The Invention of Lying

The Invention of Lying is painfully unfunny. Ricky Gervais is talented and can be a funny man, but he missed the target this time. A one-joke film in which the joke makes less and less sense the more you think about it. Within ten minutes I was finding the entire premise irritating rather than amusing. There’s a hint of clever satire but it’s completely drowned as a painful romance between Gervais’ character and one of the least likeable and sympathetic characters ever to appear on screen plays out in a world requiring more belief-suspension than is technically possible.

The Invention of Lying

The Invention of Lying: Not a funny film, sadly.

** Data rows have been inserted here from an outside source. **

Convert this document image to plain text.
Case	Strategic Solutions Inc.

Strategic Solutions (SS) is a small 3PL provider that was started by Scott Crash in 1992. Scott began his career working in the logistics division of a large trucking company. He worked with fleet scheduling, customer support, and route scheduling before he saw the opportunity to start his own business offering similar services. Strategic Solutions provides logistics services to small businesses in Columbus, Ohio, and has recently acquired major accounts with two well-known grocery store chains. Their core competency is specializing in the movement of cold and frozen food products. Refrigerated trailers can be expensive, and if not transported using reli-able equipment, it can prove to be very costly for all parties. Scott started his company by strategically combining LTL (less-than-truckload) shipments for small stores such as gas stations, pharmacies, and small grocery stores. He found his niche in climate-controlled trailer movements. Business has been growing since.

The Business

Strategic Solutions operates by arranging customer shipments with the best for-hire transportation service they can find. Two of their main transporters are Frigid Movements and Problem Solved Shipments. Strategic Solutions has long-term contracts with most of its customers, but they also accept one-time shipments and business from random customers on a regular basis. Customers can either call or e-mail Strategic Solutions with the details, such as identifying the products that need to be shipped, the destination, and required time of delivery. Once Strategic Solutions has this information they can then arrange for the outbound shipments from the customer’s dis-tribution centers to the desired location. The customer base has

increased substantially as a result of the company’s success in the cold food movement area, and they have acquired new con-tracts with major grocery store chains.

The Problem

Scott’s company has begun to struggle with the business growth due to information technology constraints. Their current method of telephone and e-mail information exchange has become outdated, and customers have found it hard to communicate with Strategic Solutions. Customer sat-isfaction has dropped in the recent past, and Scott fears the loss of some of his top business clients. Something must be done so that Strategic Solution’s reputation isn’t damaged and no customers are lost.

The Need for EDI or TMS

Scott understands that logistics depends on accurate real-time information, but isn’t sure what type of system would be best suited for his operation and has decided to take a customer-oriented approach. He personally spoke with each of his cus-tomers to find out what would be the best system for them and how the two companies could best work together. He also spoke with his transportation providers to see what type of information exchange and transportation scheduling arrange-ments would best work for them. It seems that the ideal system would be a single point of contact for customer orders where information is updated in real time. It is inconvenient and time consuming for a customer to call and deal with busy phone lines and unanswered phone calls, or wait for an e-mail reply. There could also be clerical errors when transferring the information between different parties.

Nobody can tell a lie, it seems. You can just about buy into that idea for 90 minutes. But it appears that everyone must always blurt out their worst thoughts at inopportune moments even when not asked a direct question. Not that they’re in a constant stream-of-consciousness; it just happens for comic effect. So it becomes a world filled with obnoxious tactless morons, not honest people. Even that might have survived as an enjoyable film had the writing and plot risen above the average, but they don’t. The protagonist falls in love with the most shallow and unlikeable woman in a world full of them, making it impossible to feel anything but relief when she spurns his advances and incredulity when she finally succumbs to his charms. Charms which consist essentially of (a) that she occasionally laughs when he’s around — though we don’t actually see very much of that, and (b) his dishonestly-acquired wealth and success. Her conversion is complete when she encounters a “chubby” kid being bullied in a park in one of the most cringe-inducing scenes in cinema history (she didn’t want “chubby, snub-nosed children”, you see?)

An idea that might have had some potential is squandered by writing that tries at turns to be mainstream romcom, social satire and crass sex-comedy and never convinces with any of them. Overall, avoid.